The company could raise between $260 and $390 million from the sale of the campus. At the current rate, the company burns about $300 million per month, which means the sale of Nokia's headquarters would buy the company just another month of survival. On the other hand, keep in mind that Nokia currently has a lot of one-time charges due to the reorganization and reducing the headcount, which should save the company money in the long run. The company's latest cost-cutting measures target at saving the company nearly $2 billion by the end of 2013. The company hopes to invest the money it will raise from sale of real estate into its core operations.
After closing down its last factory in Finland, the company has very limited presence in its home country, Finland. This has led to some speculations that the company was planning to leave Finland and move to another country to get acquired by another company, such as Microsoft (MSFT). Of course, if Lumia doesn't work out, the company might end up resorting to that. Interestingly enough, as Microsoft denies that it is planning to build its own smartphone, there are rumors claiming that Microsoft keeps the option open as a "Plan B." In this case, I could see Microsoft buying Nokia because the company will need Nokia's expertise, experience, patent portfolio and brand name to build a successful smart phone. Indeed, Microsoft has more than enough spare cash to buy Nokia if the need arises.
In the technology sector, companies often sell their real estate holdings just to lease them. In the recent history, Siemens and Deutsche Telekom have picked the same route. European labor laws make it very difficult for companies to cut costs by reducing their headcount. Nokia has to pay a lot of money to its former and soon-to-be former employees in the shape of severance packages. This makes it difficult for the already-struggling companies to make the ends meet. If a company is burning through cash and trying to cut costs, the last thing it would want to face is huge one-time costs that will accelerate the cash burn in the short term.

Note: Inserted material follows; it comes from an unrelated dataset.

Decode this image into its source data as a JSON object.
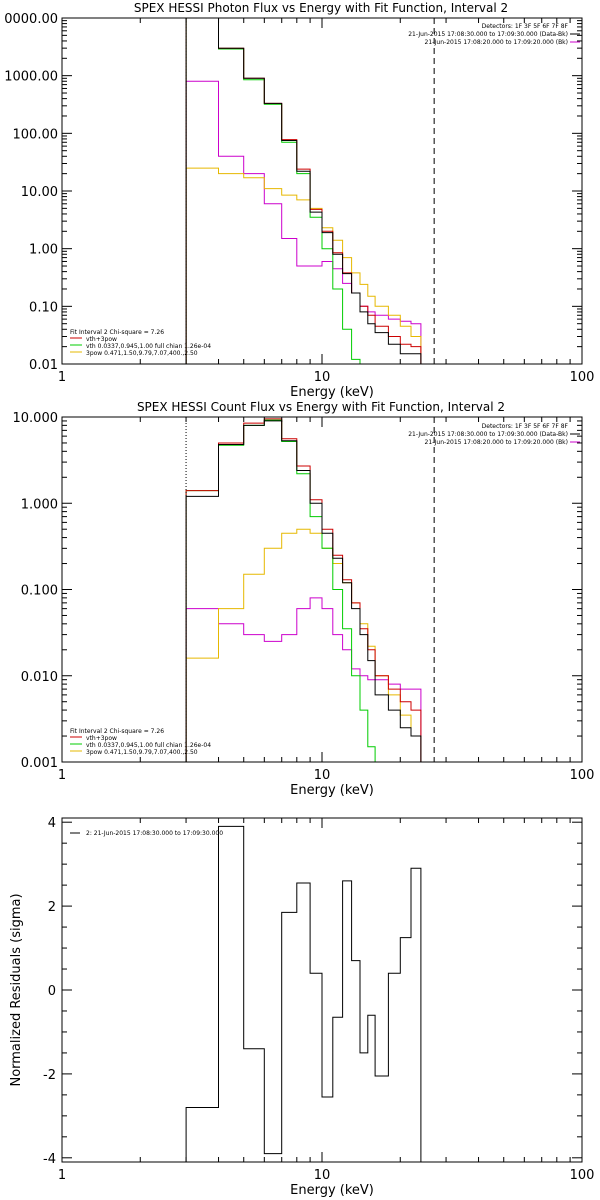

On a positive development, the company's mapping business continues to establish itself all over the world. As Apple (AAPL) attracted a lot of heat due to the poor performance of its mapping software, Nokia is getting a lot of praise for its mapping segment, which may be the only profitable business unit of the company in the short term. Nokia's latest business partners are Oracle (ORCL), BMW (OTCPK:BAMXY), Mercedes (OTCPK:DDAIF), Garmin (GRMN) and Hyundai (GM:HYMLF). Nokia's mapping technology will come in 80-90% of all cars produced globally starting next year. This is an exciting opportunity for the company. The deal between Nokia and Oracle is also important because it will allow Oracle's customers to have access to Nokia's mapping technology and mapping data. So far, most of the consumers of Nokia's mapping technology are individuals rather than businesses. This might come to a change, as Oracle's customers are mainly businesses, and Nokia could use this opportunity to grow in the enterprise sector.
AT&T (T) is set to announce its plans to sell the new line of Lumias in a matter of days. We will know details such as the release date and the price of the phone in the U.S. The company is the only carrier that currently sells Nokia's Lumia 900. Verizon is said to be interested in joining AT&T in selling Lumia 920, but AT&T will be the first company to launch this phone. Nokia's phones continue to enjoy the reputation of being indestructible. CNET put Nokia's Lumia 900 through a series of torture tests, which the phone survived successfully.
I am still long Nokia, even though I believe that the company's management has made a lot of mistakes, including but not limited to weak marketing strategies. I believe that Lumia 920 will sell far more copies than Lumia 900 and this one will mark Nokia's turnaround. If not, then Nokia's only hope will be a takeover from another company such as Microsoft.